Communication et culture du risque : l’approche des modèles mentaux
Face à la montée du risque incendie dans les forêts cultivées du sud-ouest de l’Europe, l’IEFC explore des stratégies innovantes de communication préventive, fondées sur l’approche des modèles mentaux. Cette méthode permet d’adapter les messages de prévention aux représentations, pratiques et connaissances réelles des populations concernées.
Qu’est-ce que l’approche « modèles mentaux » ?
L’approche des modèles mentaux repose sur l’idée que les experts comme le grand public possède une vision propre du risque : ses causes, les facteurs qui l’aggrave, ses conséquences, les moyens de le prévenir ou de s’en protéger.

Ces visions profanes — c’est-à-dire, dans le cadre de cette étude, celles de personnes non spécialistes ou non formées spécifiquement au risque de feu de forêt —sont souvent peu prises en compte dans les campagnes de sensibilisation actuelles. Cependant, elles influencent fortement les comportements selon les croyances, les méconnaissances ou les fausses connaissances.
En identifiant les écarts entre le modèle mental des experts et celui des groupes profanes, on peut extraire les points clés (idées reçues/connaissances erronées) pour construire des messages plus clairs, mieux ciblés et plus efficaces.

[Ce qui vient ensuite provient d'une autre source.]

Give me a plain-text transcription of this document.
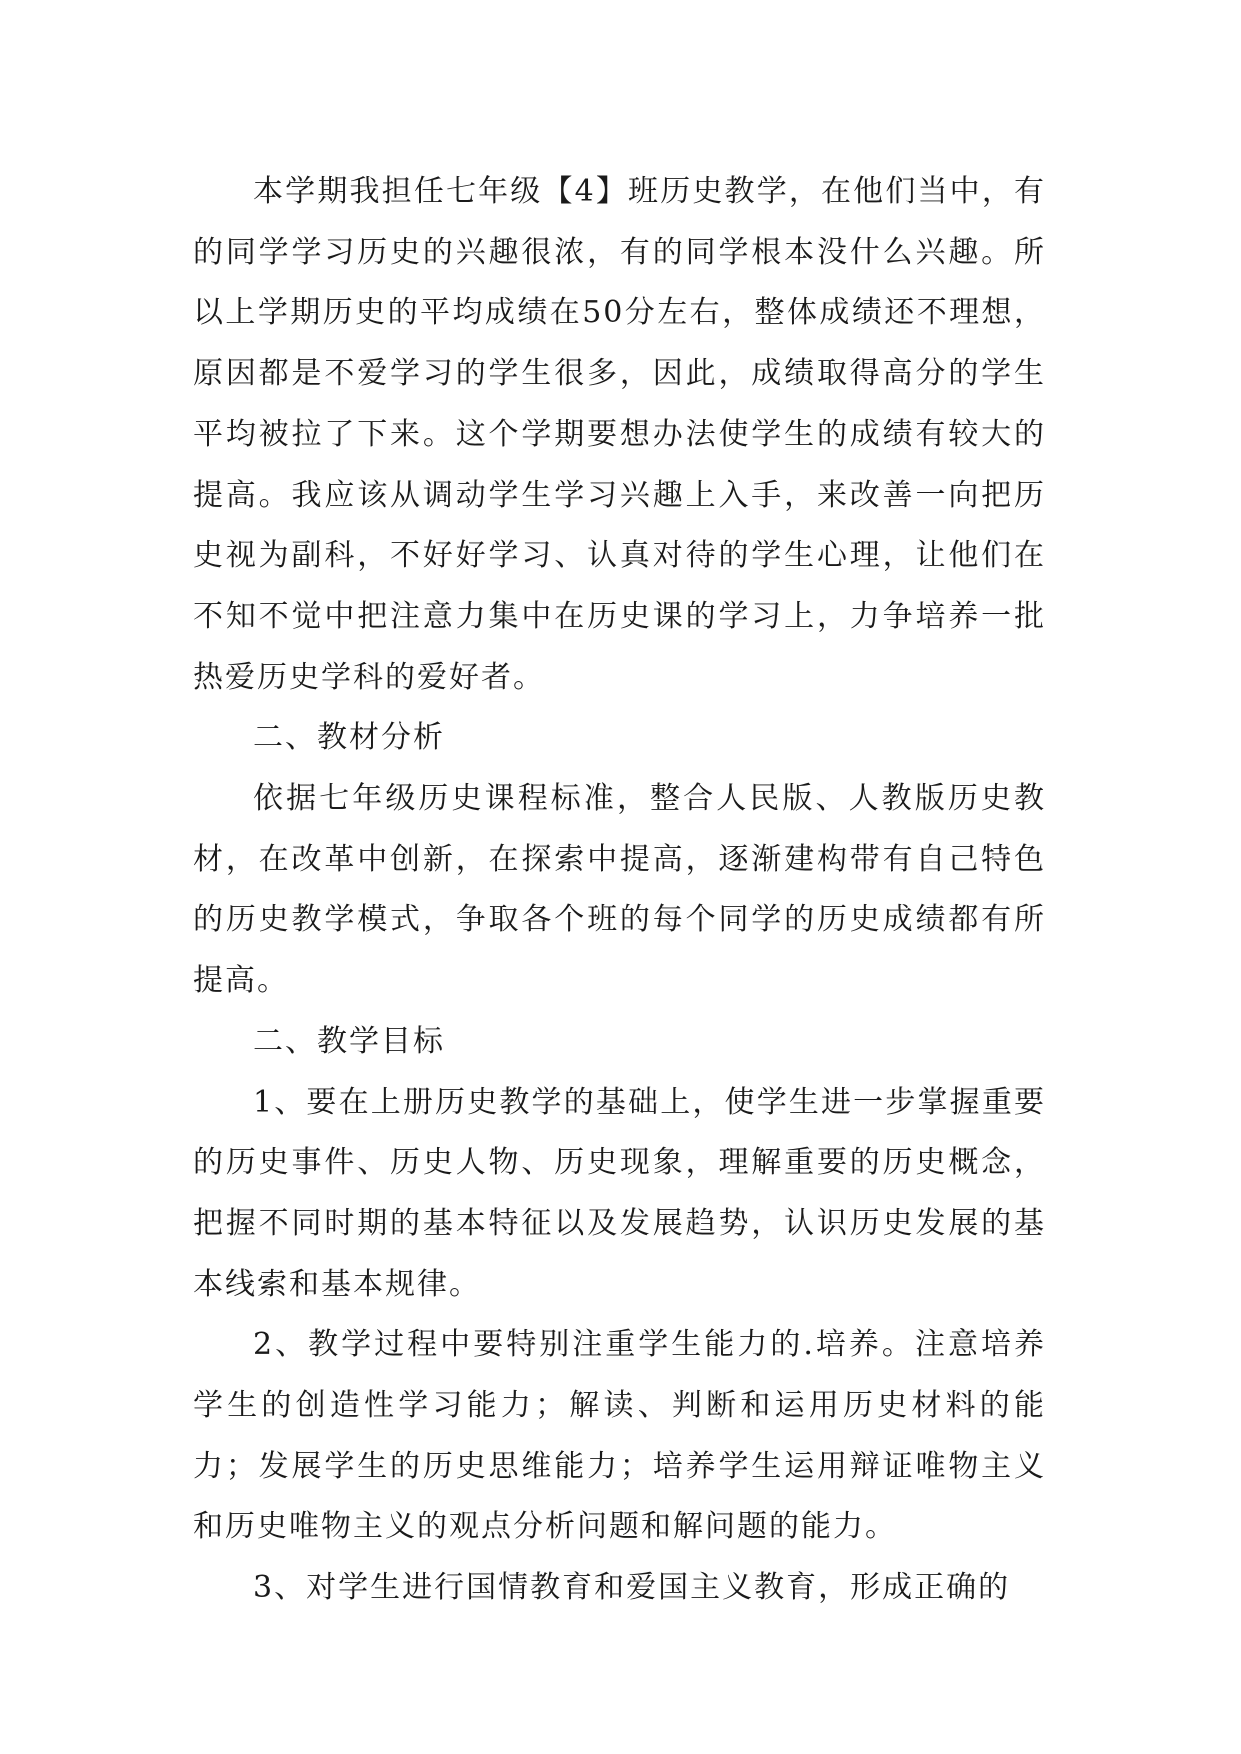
本学期我担任七年级【4】班历史教学，在他们当中，有的同学学习历史的兴趣很浓，有的同学根本没什么兴趣。所以上学期历史的平均成绩在50分左右，整体成绩还不理想，原因都是不爱学习的学生很多，因此，成绩取得高分的学生平均被拉了下来。这个学期要想办法使学生的成绩有较大的提高。我应该从调动学生学习兴趣上入手，来改善一向把历史视为副科，不好好学习、认真对待的学生心理，让他们在不知不觉中把注意力集中在历史课的学习上，力争培养一批热爱历史学科的爱好者。

二、教材分析

依据七年级历史课程标准，整合人民版、人教版历史教材，在改革中创新，在探索中提高，逐渐建构带有自己特色的历史教学模式，争取各个班的每个同学的历史成绩都有所提高。

二、教学目标

1、要在上册历史教学的基础上，使学生进一步掌握重要的历史事件、历史人物、历史现象，理解重要的历史概念，把握不同时期的基本特征以及发展趋势，认识历史发展的基本线索和基本规律。

2、教学过程中要特别注重学生能力的.培养。注意培养学生的创造性学习能力；解读、判断和运用历史材料的能力；发展学生的历史思维能力；培养学生运用辩证唯物主义和历史唯物主义的观点分析问题和解问题的能力。

3、对学生进行国情教育和爱国主义教育，形成正确的
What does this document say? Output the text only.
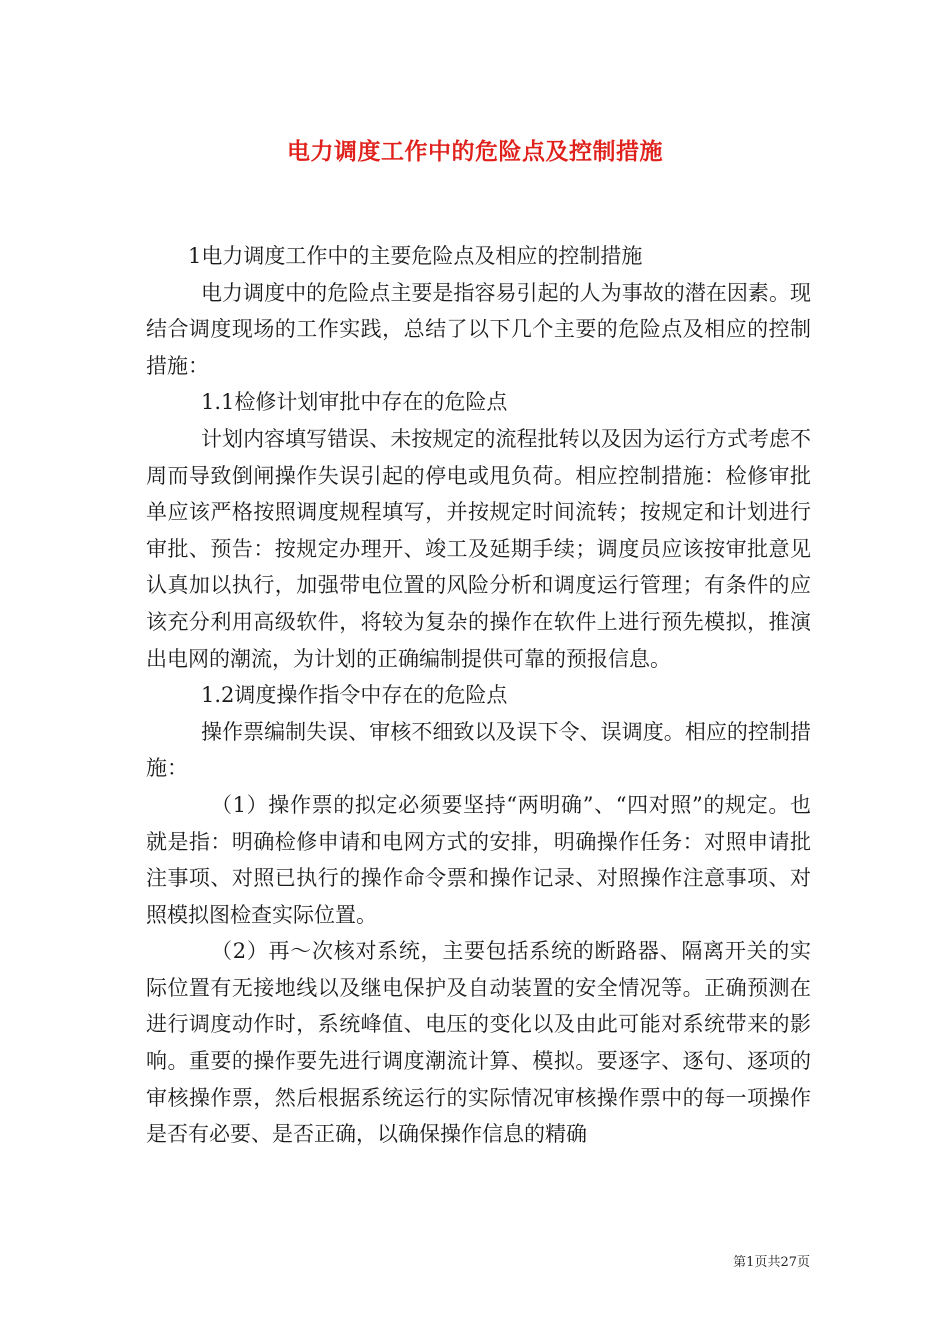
电力调度工作中的危险点及控制措施

1电力调度工作中的主要危险点及相应的控制措施

电力调度中的危险点主要是指容易引起的人为事故的潜在因素。现结合调度现场的工作实践，总结了以下几个主要的危险点及相应的控制措施：

1.1检修计划审批中存在的危险点

计划内容填写错误、未按规定的流程批转以及因为运行方式考虑不周而导致倒闸操作失误引起的停电或甩负荷。相应控制措施：检修审批单应该严格按照调度规程填写，并按规定时间流转；按规定和计划进行审批、预告：按规定办理开、竣工及延期手续；调度员应该按审批意见认真加以执行，加强带电位置的风险分析和调度运行管理；有条件的应该充分利用高级软件，将较为复杂的操作在软件上进行预先模拟，推演出电网的潮流，为计划的正确编制提供可靠的预报信息。

1.2调度操作指令中存在的危险点

操作票编制失误、审核不细致以及误下令、误调度。相应的控制措施：

（1）操作票的拟定必须要坚持“两明确”、“四对照”的规定。也就是指：明确检修申请和电网方式的安排，明确操作任务：对照申请批注事项、对照已执行的操作命令票和操作记录、对照操作注意事项、对照模拟图检查实际位置。

（2）再～次核对系统，主要包括系统的断路器、隔离开关的实际位置有无接地线以及继电保护及自动装置的安全情况等。正确预测在进行调度动作时，系统峰值、电压的变化以及由此可能对系统带来的影响。重要的操作要先进行调度潮流计算、模拟。要逐字、逐句、逐项的审核操作票，然后根据系统运行的实际情况审核操作票中的每一项操作是否有必要、是否正确，以确保操作信息的精确

第1页共27页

Objectif : une communication fondée sur la réalité des perceptions
Une méthodologie rigoureuse en cinq étapes
L’IEFC applique une méthodologie en cinq étapes, transmise par ces partenaires, notamment ForestWise , et l’adapte au territoire des Landes de Gascogne pour des résultats pertinents.

La méthodologie des modèles mentaux appliquée ici trouve ses origines dans les travaux de l’université Carnegie Mellon (Morgan, Fischhoff, Bostrom & Atman, 2002), pionnière dans l’analyse comparative des perceptions expertes et non expertes du risque (profanes). Initialement développée pour améliorer la communication sur les risques technologiques ou environnementaux, cette méthode a été largement validée dans divers contextes. Son intérêt réside dans sa capacité à structurer, étape par étape, l’exploration des représentations mentales afin de concevoir des messages de prévention adaptés aux réalités cognitives et culturelles des publics visés.
Elaboration du modèle mental expert
La réalisation d’une revue de la littérature existante sur le sujet et les discussions/entretiens avec des experts du risque à permit l’élaboration fine des éléments constituants le risque feu de forêt sur le territoire.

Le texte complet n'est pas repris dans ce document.